[Technical] Notebooks for New Staff - DET needs to help

Clark, Ian C clark.ian.c at edumail.vic.gov.au
Fri Feb 24 12:27:58 EST 2006


> -----Original Message-----
> From: tech-bounces at edulists.com.au 
> [mailto:tech-bounces at edulists.com.au] On Behalf Of Con Zymaris
> And as Dave Cutler (who also happened to be the designer of VMS at
> DEC) hated Unix about as much as he hated GUIs, he'd be 
> turning even further in his grave, if he in fact were dead ;-)

Yes, Con, to those hates, add bosses, colleagues, women, people who
write software they don't use themselves, academics ... to the likes add
racing cars and martial arts ... check out the vitriol:
http://www.codinghorror.com/blog/archives/000060.html  (I have the
original book - very entertaining!)


> Cutler's work on VMS and Windows NT [*] were Cutler's 
> attempts at reimplenting a Unix-like platform, without them 
> being Unix.

The maniac who pretty much wrote the kernel by himself is a Member of
the National Academy of Engineering and the holder of twenty patents,
having written not one, but several operating systems in his lifetime,
such as the much loved RSX and VAX operating systems for the PDP-11 and
VAX midrange computers. 

I think it's true to say that Frank Soltis' System38/AS400, Cutler's
RSX/VMS/NT and Thompson/Richie's UNIX were all written taking into
account the principles of 1960s academic OS design.

>  "Those who don't understand UNIX are doomed to reimplement 
> it. Poorly."

Heh heh heh. I wouldn't write that in a uni essay. I can't think of
anyone educated in OS design and history who would say that.

If you want to properly understand and compare the systems you mention,
while avoiding the personal biases of the Slashdot.org set and the
commercial biases of Micro$oft, Apple, Sun, Novell, et al, a great
introductory text is Operating System Concepts (Silberschatz, Galvin and
Gagne), which is now up to its seventh edition, while Andrew Tanenbaum's
Modern Operating Systems (Linux actually began as a clone of Tanenbaum's
Minix) is still an entertaining classic.

At Micro$oft, Cutler has clashed frequently with the Unix gurus at the
company. Dr Jim Allchin is the actual head of the Windows Division. In
the 1980s he came to fame by writing the Banyan Vines Network Operating
System. He had adapted it from Xerox's original NOS just as Novell had
done with Netware, and then stuck it on System V Unix.

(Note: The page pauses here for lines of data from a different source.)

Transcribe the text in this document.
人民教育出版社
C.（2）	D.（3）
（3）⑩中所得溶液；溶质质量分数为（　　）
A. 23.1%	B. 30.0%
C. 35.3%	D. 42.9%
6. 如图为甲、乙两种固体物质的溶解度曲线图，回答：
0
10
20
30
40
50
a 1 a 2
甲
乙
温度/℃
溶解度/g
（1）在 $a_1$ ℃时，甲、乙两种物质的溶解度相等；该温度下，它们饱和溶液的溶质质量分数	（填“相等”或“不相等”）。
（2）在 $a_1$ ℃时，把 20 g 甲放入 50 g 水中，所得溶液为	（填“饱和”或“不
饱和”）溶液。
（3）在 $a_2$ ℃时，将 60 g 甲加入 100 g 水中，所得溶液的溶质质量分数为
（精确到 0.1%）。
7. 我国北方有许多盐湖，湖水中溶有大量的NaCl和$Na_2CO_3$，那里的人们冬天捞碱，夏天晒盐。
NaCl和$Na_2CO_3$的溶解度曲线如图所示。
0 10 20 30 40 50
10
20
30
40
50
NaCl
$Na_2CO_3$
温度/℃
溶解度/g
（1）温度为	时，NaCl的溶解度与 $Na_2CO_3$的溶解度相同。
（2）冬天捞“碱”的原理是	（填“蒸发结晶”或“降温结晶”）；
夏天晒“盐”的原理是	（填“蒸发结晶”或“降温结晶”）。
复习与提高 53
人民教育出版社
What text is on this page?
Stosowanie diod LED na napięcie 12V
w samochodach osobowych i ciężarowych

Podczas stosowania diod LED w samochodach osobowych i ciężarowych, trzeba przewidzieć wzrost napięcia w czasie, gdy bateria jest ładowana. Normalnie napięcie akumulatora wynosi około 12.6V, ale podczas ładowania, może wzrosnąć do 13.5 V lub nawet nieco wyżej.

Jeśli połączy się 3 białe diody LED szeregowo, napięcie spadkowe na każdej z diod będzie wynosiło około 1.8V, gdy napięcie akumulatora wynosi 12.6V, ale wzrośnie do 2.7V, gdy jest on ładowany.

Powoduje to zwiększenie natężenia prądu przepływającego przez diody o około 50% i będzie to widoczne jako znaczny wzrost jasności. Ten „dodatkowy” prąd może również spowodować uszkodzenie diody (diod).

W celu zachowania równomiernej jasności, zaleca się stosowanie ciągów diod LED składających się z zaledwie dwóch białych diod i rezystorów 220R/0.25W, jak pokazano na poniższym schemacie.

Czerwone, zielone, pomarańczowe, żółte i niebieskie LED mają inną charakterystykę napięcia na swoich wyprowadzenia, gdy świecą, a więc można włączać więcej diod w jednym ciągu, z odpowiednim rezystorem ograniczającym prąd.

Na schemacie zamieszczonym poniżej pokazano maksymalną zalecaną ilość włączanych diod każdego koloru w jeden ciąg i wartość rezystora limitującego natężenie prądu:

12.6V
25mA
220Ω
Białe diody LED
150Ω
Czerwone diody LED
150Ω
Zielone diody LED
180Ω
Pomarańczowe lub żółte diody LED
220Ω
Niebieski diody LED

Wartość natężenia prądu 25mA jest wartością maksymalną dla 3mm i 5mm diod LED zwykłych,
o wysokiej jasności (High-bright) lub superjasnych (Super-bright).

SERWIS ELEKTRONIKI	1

Cutler's mate from the VMS days, Mark Lucovsky (just poached by Google),
was a senior architect on Windows 2000 who had also designed Unix
kernels for mini-supercomputers.  

Micro$oft's head of research, Dr Rick Rashid, wrote the Mach microkernel
Apple OS X runs on.

In the past, there were also the guys who wrote Xenix (actually the
first OS Microsoft released), which was also the most important Unix on
the PC platform for almost a decade (the project lead was a guy named
Bob Greenberg who made his money, got bored, retired early, and went on
to design the Cabbage Patch dolls!).

> [*] you can right shift the characters from VMS -> WNT ;-)

It's funny, but an urban myth - if you believe that, you also believe in
the burglar/toothbrush and baby in the oven/turkey stories!